Na Ceasa, a variação semanal apontou aumento em dez produtos, outros 13 mantiveram os preços estáveis e apenas seis registraram queda
A maioria dos produtos comercializados na Central de Abastecimento do Vale do Rio Grande registrou estabilidade na cotação semanal, no comparativo com a semana anterior. Entretanto, segundo o orientador de preços da Ceasa, João Carlos Caroni, o período em que estamos é mais crítico para se ter uma boa qualidade de produto. No comparativo de preços, 13 produtos mantiveram os preços, seis abaixaram e dez aumentaram.
Para o orientador de preços da Ceasa, este período é o mais crítico de todo o ano por ter uma grande variação no clima. “Nós temos volume de chuva em excesso, temos problemas com as pragas, principalmente, com a mosca branca, além de outros insetos que vêm para prejudicar as lavouras, então o produtor encontra uma dificuldade muito grande para produzir acima de 50% do que ele planta neste período. Consequentemente, a oferta cairá no mercado e o preço será elevado”, explicou.

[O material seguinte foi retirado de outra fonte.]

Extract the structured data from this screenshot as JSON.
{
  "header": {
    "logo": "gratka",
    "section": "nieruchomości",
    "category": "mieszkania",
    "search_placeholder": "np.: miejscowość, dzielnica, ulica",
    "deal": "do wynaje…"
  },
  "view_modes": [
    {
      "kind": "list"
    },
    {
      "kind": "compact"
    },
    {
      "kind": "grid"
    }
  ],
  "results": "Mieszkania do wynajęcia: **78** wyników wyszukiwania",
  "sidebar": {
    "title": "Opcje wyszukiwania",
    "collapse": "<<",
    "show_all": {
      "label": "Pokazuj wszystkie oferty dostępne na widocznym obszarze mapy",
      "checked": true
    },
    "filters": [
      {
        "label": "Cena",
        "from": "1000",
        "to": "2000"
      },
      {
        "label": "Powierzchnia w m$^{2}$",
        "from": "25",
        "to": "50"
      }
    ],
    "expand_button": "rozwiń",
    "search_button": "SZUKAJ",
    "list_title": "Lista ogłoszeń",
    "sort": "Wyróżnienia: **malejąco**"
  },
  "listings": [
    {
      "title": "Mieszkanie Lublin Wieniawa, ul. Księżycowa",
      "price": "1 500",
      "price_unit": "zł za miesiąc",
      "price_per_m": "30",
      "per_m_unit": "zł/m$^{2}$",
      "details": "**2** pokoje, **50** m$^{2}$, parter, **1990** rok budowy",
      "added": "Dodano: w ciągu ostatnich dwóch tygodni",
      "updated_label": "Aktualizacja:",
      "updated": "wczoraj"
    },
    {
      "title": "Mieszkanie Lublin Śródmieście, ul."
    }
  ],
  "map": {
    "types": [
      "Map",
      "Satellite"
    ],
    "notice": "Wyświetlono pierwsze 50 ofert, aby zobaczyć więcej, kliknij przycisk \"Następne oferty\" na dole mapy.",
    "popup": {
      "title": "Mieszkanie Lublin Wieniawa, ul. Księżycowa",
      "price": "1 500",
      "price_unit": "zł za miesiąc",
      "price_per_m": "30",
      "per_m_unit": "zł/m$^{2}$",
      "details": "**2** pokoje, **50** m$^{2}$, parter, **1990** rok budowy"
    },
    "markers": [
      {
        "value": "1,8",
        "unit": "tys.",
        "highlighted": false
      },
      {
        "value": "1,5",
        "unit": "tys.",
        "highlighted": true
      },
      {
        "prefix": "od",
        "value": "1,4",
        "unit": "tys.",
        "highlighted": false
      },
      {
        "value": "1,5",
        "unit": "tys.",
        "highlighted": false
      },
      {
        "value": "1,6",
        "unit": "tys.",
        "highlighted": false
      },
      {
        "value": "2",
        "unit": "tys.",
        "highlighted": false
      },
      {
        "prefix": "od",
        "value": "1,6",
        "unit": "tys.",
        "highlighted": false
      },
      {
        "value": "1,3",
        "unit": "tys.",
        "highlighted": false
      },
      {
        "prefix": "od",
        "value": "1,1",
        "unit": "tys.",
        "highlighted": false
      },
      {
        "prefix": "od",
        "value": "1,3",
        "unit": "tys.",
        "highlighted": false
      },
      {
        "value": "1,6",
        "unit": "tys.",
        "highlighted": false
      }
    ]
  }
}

Os consumidores da Ceasa já sentiram o aumento no bolso em alguns produtos da Ceasa. Nessa semana, por exemplo, a caixa de 22 kg do Tomate Santa Cruz subiu de R$100 para R$110. Já a dúzia de alface, aumentou de R$20 para R$24. Outro produto que subiu e sempre está presente na mesa do consumidor é a banana nanica. A caixa da fruta subiu de R$20 para R$25.
Por outro lado, a caixa de 22 kg do pepino e da batata doce se manteve em R$50. Entre outros produtos, a caixa de 16 kg da banana prata permaneceu em R$40 reais e a de 22 kg da cenoura em R$80. Ainda, segundo a cotação, alguns produtos tiveram queda durante a semana, por exemplo, a caixa de 17 kg do jiló passou de R$60 para R$50. Já a saca de 50 kg da batata inglesa passou de R$110 para R$100.
O orientador de preços da Ceasa salientou que o limão Taiti é um dos produtos que tem grande procura e está com preço satisfatório para o consumidor. A caixa de 22 quilos passou de 30 para 25 reais. “Esse é um produto muito consumido pela dona de casa, nos bares, restaurantes e lanchonetes da cidade. Mas, infelizmente, a maioria dos produtos mantém o preço em alta. O abacate, há 30/40 dias estava sendo comercializado a R$100, a caixa com 22kg, agora, caiu o preço e está custando R$40 para o varejista revender”, disse.